The doorbell interrupts them, Chadron on the ladder. Jeff opens the door to reveal Chadron’s wife Amy on the other side. The men stare at her for a moment, they grin dumb. Amy wears jeans tucked into snow boots and a puffy black coat. This house belongs to her and Chadron, it’s her name on the deed, in fact, but she’s been gone eight months, in the Twin Cities, and has in many ways given up claim to this house. Even so, she looks pissed to see these two men standing in her living room, her husband out of sight.
“Where are you, Chadron?”
“Up here,” he says, humped over the top of the ladder. He’s a tall man. His hair self-cut with scissors, choppy and short.

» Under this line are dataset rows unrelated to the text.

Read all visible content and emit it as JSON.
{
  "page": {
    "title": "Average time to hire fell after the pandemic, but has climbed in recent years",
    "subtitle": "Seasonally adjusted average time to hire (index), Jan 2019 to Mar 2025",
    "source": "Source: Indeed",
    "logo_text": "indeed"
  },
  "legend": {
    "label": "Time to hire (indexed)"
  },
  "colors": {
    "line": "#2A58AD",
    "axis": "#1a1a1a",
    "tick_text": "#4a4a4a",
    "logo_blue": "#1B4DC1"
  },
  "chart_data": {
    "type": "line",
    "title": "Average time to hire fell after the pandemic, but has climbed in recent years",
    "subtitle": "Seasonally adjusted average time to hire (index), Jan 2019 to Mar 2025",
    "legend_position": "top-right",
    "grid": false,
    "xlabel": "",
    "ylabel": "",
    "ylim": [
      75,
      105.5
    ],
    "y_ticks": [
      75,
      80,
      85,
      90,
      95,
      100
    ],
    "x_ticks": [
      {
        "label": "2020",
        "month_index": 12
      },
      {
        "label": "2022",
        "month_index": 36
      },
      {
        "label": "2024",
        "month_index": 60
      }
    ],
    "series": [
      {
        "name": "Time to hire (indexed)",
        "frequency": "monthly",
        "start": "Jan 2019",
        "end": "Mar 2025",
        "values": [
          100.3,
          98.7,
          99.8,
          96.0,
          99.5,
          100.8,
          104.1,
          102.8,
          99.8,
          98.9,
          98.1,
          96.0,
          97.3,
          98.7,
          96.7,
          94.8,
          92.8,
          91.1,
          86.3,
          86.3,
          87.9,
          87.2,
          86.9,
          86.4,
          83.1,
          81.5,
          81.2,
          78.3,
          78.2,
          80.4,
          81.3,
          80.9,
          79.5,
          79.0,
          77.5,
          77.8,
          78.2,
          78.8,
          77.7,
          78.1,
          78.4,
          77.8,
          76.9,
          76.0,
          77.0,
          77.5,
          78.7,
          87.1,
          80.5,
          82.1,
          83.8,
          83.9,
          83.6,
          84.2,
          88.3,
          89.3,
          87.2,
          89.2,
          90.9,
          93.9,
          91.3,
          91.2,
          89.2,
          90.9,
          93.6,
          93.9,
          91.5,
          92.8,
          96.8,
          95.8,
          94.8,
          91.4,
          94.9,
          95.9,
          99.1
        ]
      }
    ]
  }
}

Jeff closes the door after Amy comes inside and follows behind her. Chadron climbs down and then the three men circle her, their proximity somewhat accidental. Chadron worries how Amy sees
them, as she looks them over. He and his roommates all look similar, the rough haircut, their uniforms from the animal testing facility—green tee shirts, off-brand dungarees, velcro tennies. At the plant, it’s their job to exercise the subjects at a fenced-in area they call the Dog Shit Factory.
This is the Friday before Christmas, so Jeff says they should celebrate. He goes to the kitchen to dig in a cabinet. “The first round is on me,” he laughs, cracking the seal on a bottle of Kessler while Alex pops ice cubes into glasses at the sink.
Chadron waits for Amy to say something. The two of them alone in the living room. There’s different furniture now, polyester sofas from the Salvation Army, a wooden chair that sits in the corner. Since she paid for it, Amy took their furniture with her to Minnesota when she left.
“You came back,” Chadron says, holding his hand out to shake hers. Tears build in his eyes.
“I won’t stay long.” Amy walks past Chadron to the kitchen. “Just in town to visit my folks,” she says. “And to take care of some business.”
In the kitchen she sits with Alex and Jeff. Jeff leans into the table and drips tobacco spit into a Gatorade bottle. An odor of wintergreen fills the house while Chadron watches them from the living room.
“Only two bulbs this time,” Alex says, looking at the ceiling. He has a dark complexion. People in high school wondered if he was a gypsy. “This is Jeff,” he says to Amy. “I’m Alex.”
“Get in here,” Amy says to Chadron, pointing to the empty seat. After he sits, there’s a drink in front of each of them.
“Don’t forget to throw in.” Jeff looks at Amy while he taps the brown plastic Kessler bottle. “We all chip in for booze.”